47 000 cheminots autrichiens en grève défient le chancelier Schüssel
vendredi 14 novembre 2003.
Touristes frustrés dans des halls de gare, embouteillages sur les autoroutes, une industrie sidérurgique bientôt contrainte d’éteindre ses hauts-fourneaux faute de matières premières : la « grève illimitée », lancée mercredi 12 novembre par les cheminots autrichiens pour protester contre la restructuration de la société nationale des chemins de fer, l’ÖBB, devient une épreuve de force majeure entre le gouvernement et les syndicats, dans un pays habitué à la concertation sociale. C’est la première fois depuis 1945 qu’une catégorie professionnelle aussi importante pour l’économie lance un mot d’ordre de grève illimitée.
Un million d’usagers et de nombreuses entreprises sont touchés par ce mouvement, décidé quelques heures après que le conseil des ministres du chancelier conservateur Wolfgang Schüssel eut approuvé une réforme controversée de l’ÖBB, qui doit être votée début décembre au Parlement et entrerait en vigueur le 1er janvier. En proportion du nombre d’habitants, l’Autriche figure en tête de tous les pays européens pour le trafic ferroviaire de marchandises, et l’ÖBB est, avec 47 000 salariés, sa plus grosse entreprise. Le gouvernement veut réduire son déficit chronique et son lourd endettement (10 milliards d’euros) - dû en partie au fait qu’elle doit comptabiliser elle-même ses nouveaux investissements - en la scindant en quatre sociétés- : transport des passagers, maintenance et gestion, fret, construction de nouvelles infrastructures, suivant un modèle déjà rodé en Allemagne ou en Suède.
MENACES DE LICENCIEMENTS
La coalition de droite entend aussi réduire les « privilèges » dont jouissent les cheminots. Même si, depuis le milieu des années 1990, les nouveaux embauchés ne sont plus considérés comme des fonctionnaires, c’est encore le cas de la majorité du personnel de l’ÖBB. « Dans une entreprise moderne, il n’est pas acceptable que, sur 47 000 employés, 40 000 ne soient pas licenciables », a déclaré le vice-chancelier et ministre des transports Hubert Gorbach, membre du FPÖ (droite populiste). Selon M. Haberzettl, 10 000 postes de travail pourraient être supprimés.

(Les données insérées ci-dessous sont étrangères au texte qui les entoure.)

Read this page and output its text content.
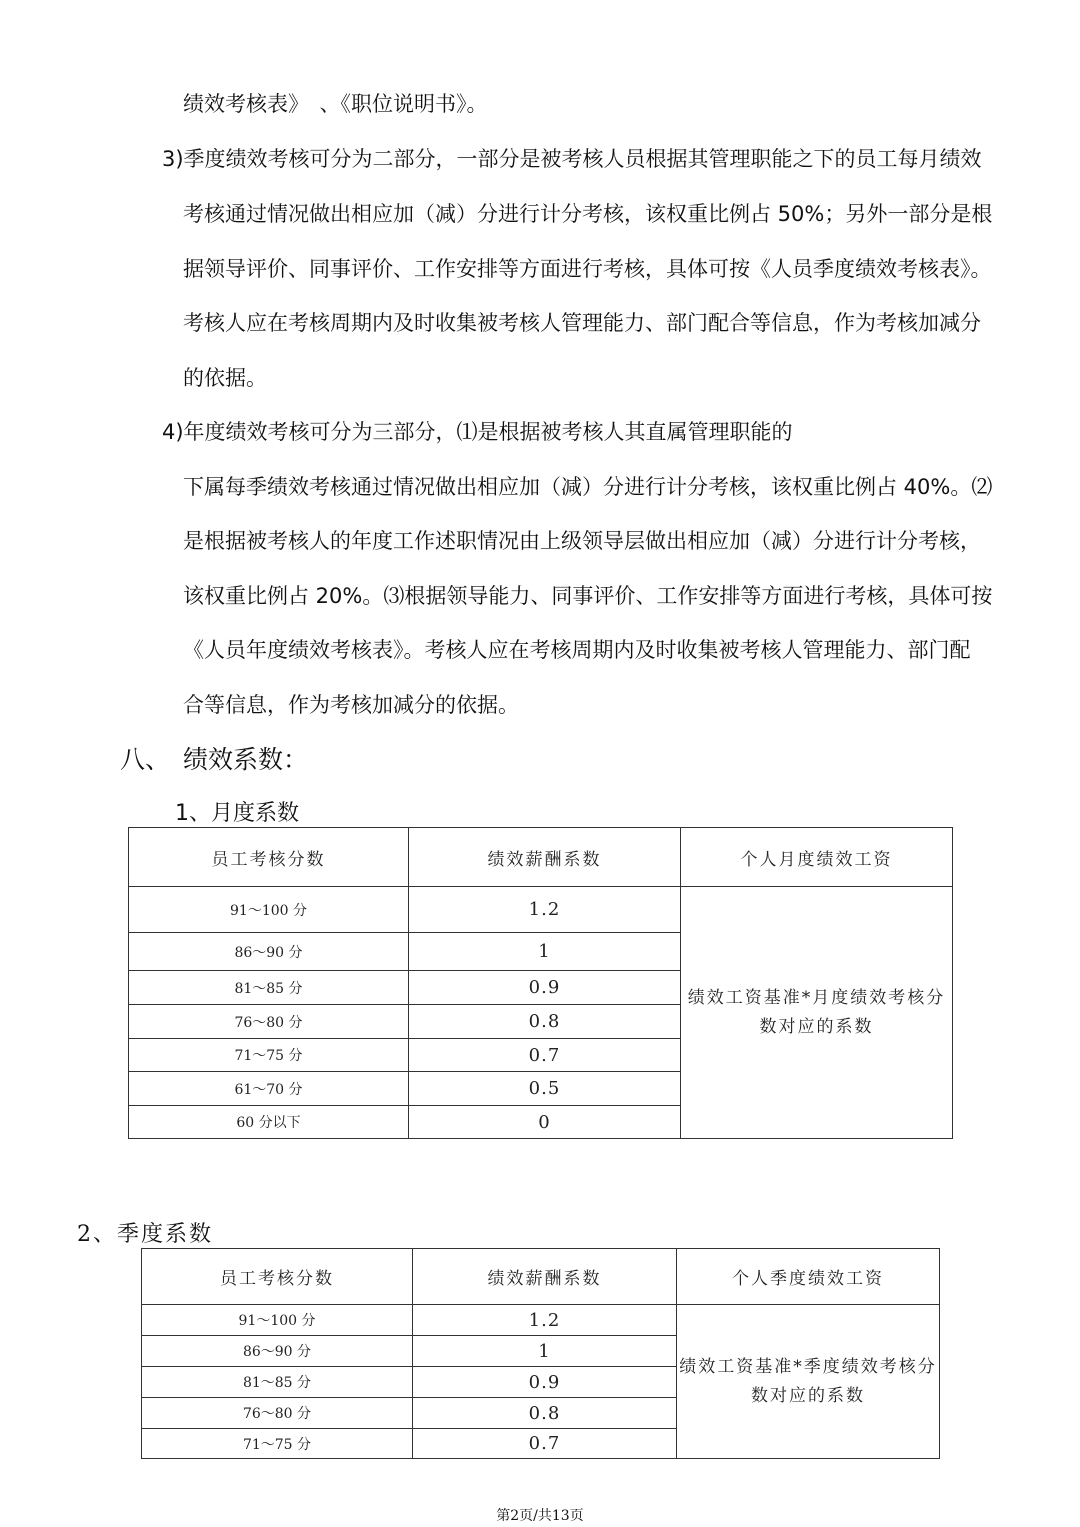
绩效考核表》　、《职位说明书》。
3)季度绩效考核可分为二部分，一部分是被考核人员根据其管理职能之下的员工每月绩效
考核通过情况做出相应加（减）分进行计分考核，该权重比例占 50%；另外一部分是根
据领导评价、同事评价、工作安排等方面进行考核，具体可按《人员季度绩效考核表》。
考核人应在考核周期内及时收集被考核人管理能力、部门配合等信息，作为考核加减分
的依据。
4)年度绩效考核可分为三部分，⑴是根据被考核人其直属管理职能的
下属每季绩效考核通过情况做出相应加（减）分进行计分考核，该权重比例占 40%。⑵
是根据被考核人的年度工作述职情况由上级领导层做出相应加（减）分进行计分考核，
该权重比例占 20%。⑶根据领导能力、同事评价、工作安排等方面进行考核，具体可按
《人员年度绩效考核表》。考核人应在考核周期内及时收集被考核人管理能力、部门配
合等信息，作为考核加减分的依据。
八、 绩效系数：
1、月度系数
员工考核分数	绩效薪酬系数	个人月度绩效工资
91～100 分	1.2	绩效工资基准*月度绩效考核分数对应的系数
86～90 分	1	
81～85 分	0.9	
76～80 分	0.8	
71～75 分	0.7	
61～70 分	0.5	
60 分以下	0	
2、季度系数
员工考核分数	绩效薪酬系数	个人季度绩效工资
91～100 分	1.2	绩效工资基准*季度绩效考核分数对应的系数
86～90 分	1	
81～85 分	0.9	
76～80 分	0.8	
71～75 分	0.7	
第2页/共13页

Cette offensive contre les prérogatives des Betriebsrãte, les élus des conseils d’entreprise, et surtout contre les conventions collectives, est un casus belli pour le mouvement syndical. « Si -le gouvernement- parvient à s’immiscer légalement dans les contrats de travail d’une entreprise, ce sera bientôt le tour d’autres catégories professionnelles », a expliqué au quotidien Kurier le chef du Syndicat national des employés, le socialiste Hans Sallmutter. Les employés de l’ÖBB, qui reçoivent le soutien discret des syndicats de fonctionnaires - un fief des conservateurs -, se présentent comme les défenseurs d’un service public menacé par les plans de libéralisation du gouvernement de droite.
Appuyés par la puissante confédération syndicale ÖGB, ainsi que par l’opposition social-démocrate et écologiste à la coalition de droite au pouvoir, les cheminots envisageaient de suspendre leur mouvement, vendredi 14 novembre, pour ne pas pénaliser les voyageurs qui rentrent chez eux en fin de semaine. Wilhelm Haberzettl, le chef du syndicat des cheminots - un bastion du Parti social-démocrate SPÖ -, a attendu, jusque tard dans la nuit de jeudi, que le gouvernement fasse un signe. Mais celui-ci n’acceptera de négocier qu’après l’arrêt de la grève. Les menaces de licenciement, proférées dès mercredi contre les grévistes par la direction de l’ÖBB, ont contribué à durcir les fronts, certains syndicalistes évoquant désormais une « grève générale », tandis que l’opposition proteste contre les « provocations » du camp gouvernemental.
Le projet est sévèrement critiqué par la Cour des comptes, qui doute que la future restructuration permette d’économiser 1 milliard d’euros par an comme prévu.